In 1927, when Sir Ganga Ram was seventy three, he traveled to London with Sevak Ram to take his place as a member of the Royal Commission for Agriculture. However, he was in failing health and after the strain of the work for the Commission, he suffered a heart attack and died at his London home. The cremation ceremony took place at the Golders Green Crematorium and among the chief mourners were members of the Royal Agricultural Commission, Lord Linlithgow, Sir Shadi Lal, Sir Walter Lawrence, Sir Michael O’Dwyer, Sir Edward Maclagan, and Sir Louis Dane along with other distinguished persons. Telegrams of condolence were read out from Lord Reading, Sir Maneckji Dadabhoy and Sir Henry Lawrence.

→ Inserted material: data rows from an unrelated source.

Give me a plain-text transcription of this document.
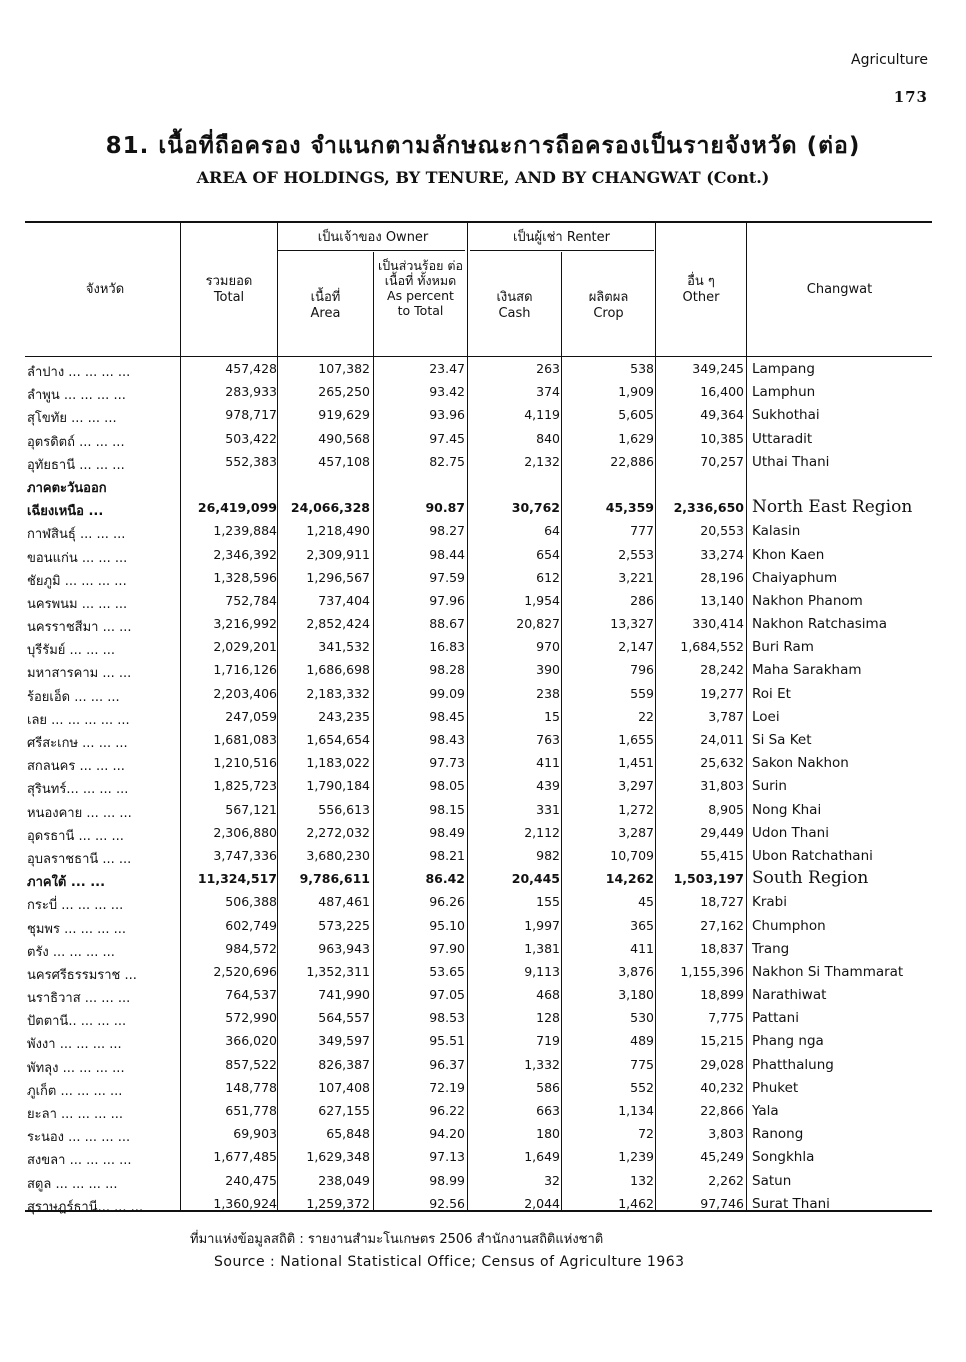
Agriculture
173
81. เนื้อที่ถือครอง จำแนกตามลักษณะการถือครองเป็นรายจังหวัด (ต่อ)
AREA OF HOLDINGS, BY TENURE, AND BY CHANGWAT (Cont.)
จังหวัด
รวมยอด
Total
เป็นเจ้าของ Owner
เนื้อที่
Area
เป็นส่วนร้อย ต่อเนื้อที่ ทั้งหมด
As percent
to Total
เป็นผู้เช่า Renter
เงินสด
Cash
ผลิตผล
Crop
อื่น ๆ
Other
Changwat
ลำปาง ... ... ... ...	457,428	107,382	23.47	263	538	349,245 Lampang
ลำพูน ... ... ... ...	283,933	265,250	93.42	374	1,909	16,400 Lamphun
สุโขทัย ... ... ...	978,717	919,629	93.96	4,119	5,605	49,364 Sukhothai
อุตรดิตถ์ ... ... ...	503,422	490,568	97.45	840	1,629	10,385 Uttaradit
อุทัยธานี ... ... ...	552,383	457,108	82.75	2,132	22,886	70,257 Uthai Thani
ภาคตะวันออก
เฉียงเหนือ ...	26,419,099 24,066,328	90.87	30,762	45,359 2,336,650 North East Region
กาฬสินธุ์ ... ... ...	1,239,884 1,218,490	98.27	64	777	20,553 Kalasin
ขอนแก่น ... ... ...	2,346,392 2,309,911	98.44	654	2,553	33,274 Khon Kaen
ชัยภูมิ ... ... ... ...	1,328,596 1,296,567	97.59	612	3,221	28,196 Chaiyaphum
นครพนม ... ... ...	752,784	737,404	97.96	1,954	286	13,140 Nakhon Phanom
นครราชสีมา ... ...	3,216,992 2,852,424	88.67	20,827	13,327	330,414 Nakhon Ratchasima
บุรีรัมย์ ... ... ...	2,029,201	341,532	16.83	970	2,147 1,684,552 Buri Ram
มหาสารคาม ... ...	1,716,126 1,686,698	98.28	390	796	28,242 Maha Sarakham
ร้อยเอ็ด ... ... ...	2,203,406 2,183,332	99.09	238	559	19,277 Roi Et
เลย ... ... ... ... ...	247,059	243,235	98.45	15	22	3,787 Loei
ศรีสะเกษ ... ... ...	1,681,083 1,654,654	98.43	763	1,655	24,011 Si Sa Ket
สกลนคร ... ... ...	1,210,516 1,183,022	97.73	411	1,451	25,632 Sakon Nakhon
สุรินทร์... ... ... ...	1,825,723 1,790,184	98.05	439	3,297	31,803 Surin
หนองคาย ... ... ...	567,121	556,613	98.15	331	1,272	8,905 Nong Khai
อุดรธานี ... ... ...	2,306,880 2,272,032	98.49	2,112	3,287	29,449 Udon Thani
อุบลราชธานี ... ...	3,747,336 3,680,230	98.21	982	10,709	55,415 Ubon Ratchathani
ภาคใต้ ... ...	11,324,517 9,786,611	86.42	20,445	14,262 1,503,197 South Region
กระบี่ ... ... ... ...	506,388	487,461	96.26	155	45	18,727 Krabi
ชุมพร ... ... ... ...	602,749	573,225	95.10	1,997	365	27,162 Chumphon
ตรัง ... ... ... ...	984,572	963,943	97.90	1,381	411	18,837 Trang
นครศรีธรรมราช ...	2,520,696 1,352,311	53.65	9,113	3,876 1,155,396 Nakhon Si Thammarat
นราธิวาส ... ... ...	764,537	741,990	97.05	468	3,180	18,899 Narathiwat
ปัตตานี.. ... ... ...	572,990	564,557	98.53	128	530	7,775 Pattani
พังงา ... ... ... ...	366,020	349,597	95.51	719	489	15,215 Phang nga
พัทลุง ... ... ... ...	857,522	826,387	96.37	1,332	775	29,028 Phatthalung
ภูเก็ต ... ... ... ...	148,778	107,408	72.19	586	552	40,232 Phuket
ยะลา ... ... ... ...	651,778	627,155	96.22	663	1,134	22,866 Yala
ระนอง ... ... ... ...	69,903	65,848	94.20	180	72	3,803 Ranong
สงขลา ... ... ... ...	1,677,485 1,629,348	97.13	1,649	1,239	45,249 Songkhla
สตูล ... ... ... ...	240,475	238,049	98.99	32	132	2,262 Satun
สุราษฎร์ธานี... ... ...	1,360,924 1,259,372	92.56	2,044	1,462	97,746 Surat Thani
ที่มาแห่งข้อมูลสถิติ : รายงานสำมะโนเกษตร 2506 สำนักงานสถิติแห่งชาติ
Source : National Statistical Office; Census of Agriculture 1963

His ashes were brought back to India by his son, and the main portion of these were scattered in the waters of the Ganges, where about ten thousand people attended the ceremony. The remaining ashes were then taken to Lahore, and the dola containing his asthiya was bedecked with roses and motia blossoms. It was carried on the back of a magnificently caparisoned Kotul horse from his house to the Town Hall and then to Taxali Gate, where a plinth had already been constructed, with a pavilion overhead. The crowds chanted ‘Gharibon key wali ki jai’ as the procession wended its way towards the old city. After his death and right up to 1947, on Baisakhi Day a great fair was held in honour of the great man. Today the citizens of Lahore should remember and ponder over all that they owe to him. His samadhi has been renovated by the Ganga Ram Trust, but that is not enough. Much more needs to be done to revive and keep alive his memory.
Per ardua ad astra, ‘Through adversity to the stars’, is the motto of the Royal Air Force, adapted from a phrase of Virgil, and this seems a fitting description of the career of this remarkable son of the Punjab.